After the encoding process is complete, your program should allow the user to save the resultant secret picture. Make sure the filename ends in '.png', because otherwise running the decoding process may not work. Test your encoding and decoding thoroughly both on the provided secret files and on files that you encode and decode for yourself.
Program Implementation Options
I am going to allow three different variants of this program. The first variation tries to remove the added complexity of a user interface with buttons and button functions and the like. One could envision separate Encode.py and Decode.py programs that simply go through the processing steps described above. While the programs would still need to invoke pickAFile() and perform appropriate checks for valid inputs and picture sizes, the rest of the interface could simply use print() function invocations and input() function invocations to accomplish any needed interaction with the user. Any display of a Picture could use a dedicated separate Window. Because of its relative simplicity, this implementation option will not be scored as highly, and the highest possible grade would be a B+. The program will be evaluated, as normal, for comments, functions, variables, and design structure in addition to the metric of correct operation.

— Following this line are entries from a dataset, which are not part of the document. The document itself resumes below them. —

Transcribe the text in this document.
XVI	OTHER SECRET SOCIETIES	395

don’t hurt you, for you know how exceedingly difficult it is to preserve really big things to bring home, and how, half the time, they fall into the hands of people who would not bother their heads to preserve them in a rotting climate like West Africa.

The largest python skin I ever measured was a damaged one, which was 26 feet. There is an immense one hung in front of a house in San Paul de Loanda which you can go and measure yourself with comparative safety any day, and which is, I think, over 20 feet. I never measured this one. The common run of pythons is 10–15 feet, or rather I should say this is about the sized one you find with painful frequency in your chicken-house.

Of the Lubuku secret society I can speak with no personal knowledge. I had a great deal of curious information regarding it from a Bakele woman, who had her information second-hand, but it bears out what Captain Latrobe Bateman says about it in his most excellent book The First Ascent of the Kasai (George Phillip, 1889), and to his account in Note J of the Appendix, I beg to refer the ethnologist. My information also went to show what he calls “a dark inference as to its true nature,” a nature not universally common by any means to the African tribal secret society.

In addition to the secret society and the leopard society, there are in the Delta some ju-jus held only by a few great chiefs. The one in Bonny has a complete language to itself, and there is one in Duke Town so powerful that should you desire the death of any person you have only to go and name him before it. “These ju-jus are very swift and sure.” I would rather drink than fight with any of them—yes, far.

The second variation would add in a "real" user interface. You are free to design this as you choose, but allowing the user to see all all the involved pictures in a single Window, and would use buttons to control the action, possibly also integrating the two parts into one and allowing the user to determine the desired processing of encode versus decode. I don't want to prescribe the exact look of the interface, and I leave that to your own creative decisions. This variant can achieve full credit for the assignment.
The last variant would be an extra-credit option, and would enhance the program further. The most obvious limitation of the program as it stands right now is that we are only using one "bit" of information in each color channel to represent the hidden picture. Like the posterize exercise from your piceditor, we could allow more information to allow a better representation of the hidden picture. We could allow a variation that uses the lowest two bits to hide an image. Using an extra bit should allow you to encode more colors (4 values per channel rather than just 2). As a result, once you've decoded the image, it should have a nicer range of colors (the previous program was only capable of encoding 8 different colors: black, white, red, green, blue, magenta, cyan and yellow). For those of you attempting this enhancement, I have hidden a picture inside beach-smaller, resulting in the following secret2bit.png. As a check, my decode yields the following result2bit.jpg.